In an interview with NPR, an evangelical pastor from Virginia admitted he felt the need to quit his church after many of his parishioners became obsessed with QAnon conspiracy theories and other blatantly false stories they picked up from social media and conservative news outlets.
According to the report, Jared Stacy gave up his post at Spotswood Baptist Church in Fredericksburg, Va., last year after four years because partisan politics kept creeping into the church, causing a rift among members.
In his interview, he worried about the evangelical community's close ties to conservative politics -- including the affection some Christian leaders have for Donald Trump.
"If Christians in America are serious about helping people see Jesus and what he's about and what he claims, then the label 'evangelical' is a distraction because it bears, unfortunately, the weight of a violence. I would not use that term because of its association with Jan. 6," he said referring to the riot at the U.S. Capitol incited by the former president.
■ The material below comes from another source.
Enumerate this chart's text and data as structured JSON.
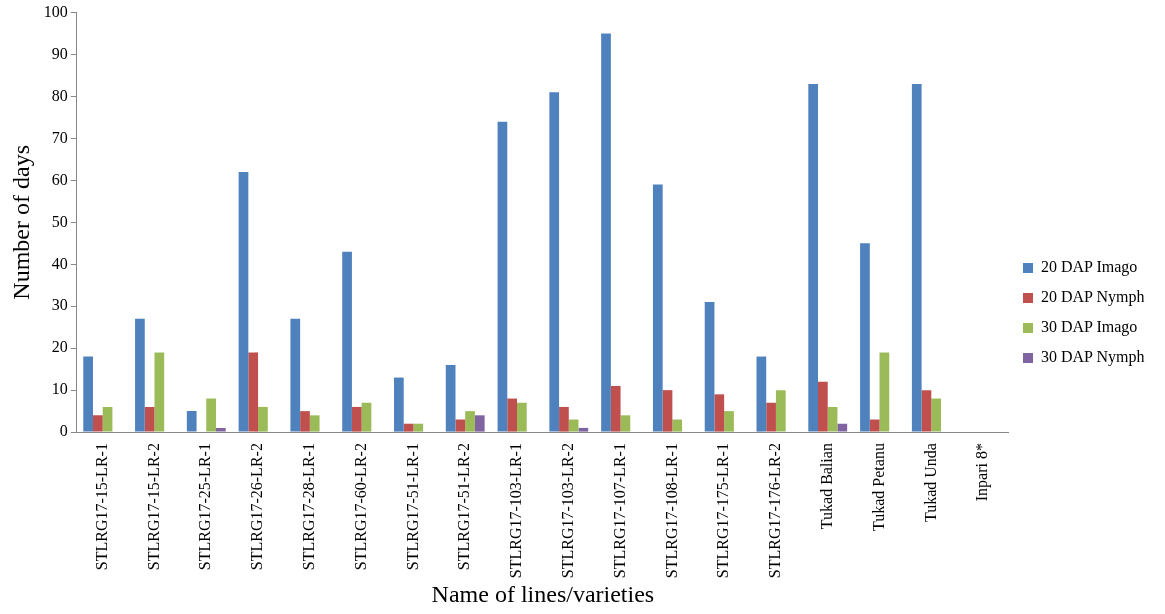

Which brings him back to why he gave up on his church after watching a change in the membership under Trump.
"During the protests over summer after George Floyd's killing, Stacy noticed his congregation making a turn towards a conspiracy theory about child sex trafficking," NPR's Dalia Mortada reported, with Stacy adding, "I began to see on social media people ignoring or pushing away Black Lives Matter by saying, you know, oh, well, no one's over here talking about trafficking."
"He saw some people in his own congregation — mostly the parents or elders of the young adults he worked with — elevating the idea of sex trafficking of kids and what he called 'Democrat pedophilia,'" the report states with the pastor suggesting, "This is about a wholesale view of reality — what is real, what is true. It was people who I respected, and that's even more complicated because they were [my] elders."
According to the pastor, the more the conspiracy theories were discussed, the more pressure it was putting on younger members of his congregation -- even though he did his best to dissuade his flock from believing them.
"The crack, the split was kitchen tables, where you have two completely different information streams, one that the parents use and one that their kids use," he continued, with NPR reporting that he eventually departed with his family to Scotland where he is working towards his Ph.D. in theology at the University of Aberdeen.
According to the pastor, he would like one day to take another shot at heading up a church, saying of his problems getting through to members of his former church, "It's almost like putting a pebble in someone's shoe and eventually, you just got to stop walking, and, you've got to sit down. You have to take your shoe off and you have to figure out what in the world is it that is making me limp forward here? That is what those conversations were designed to do."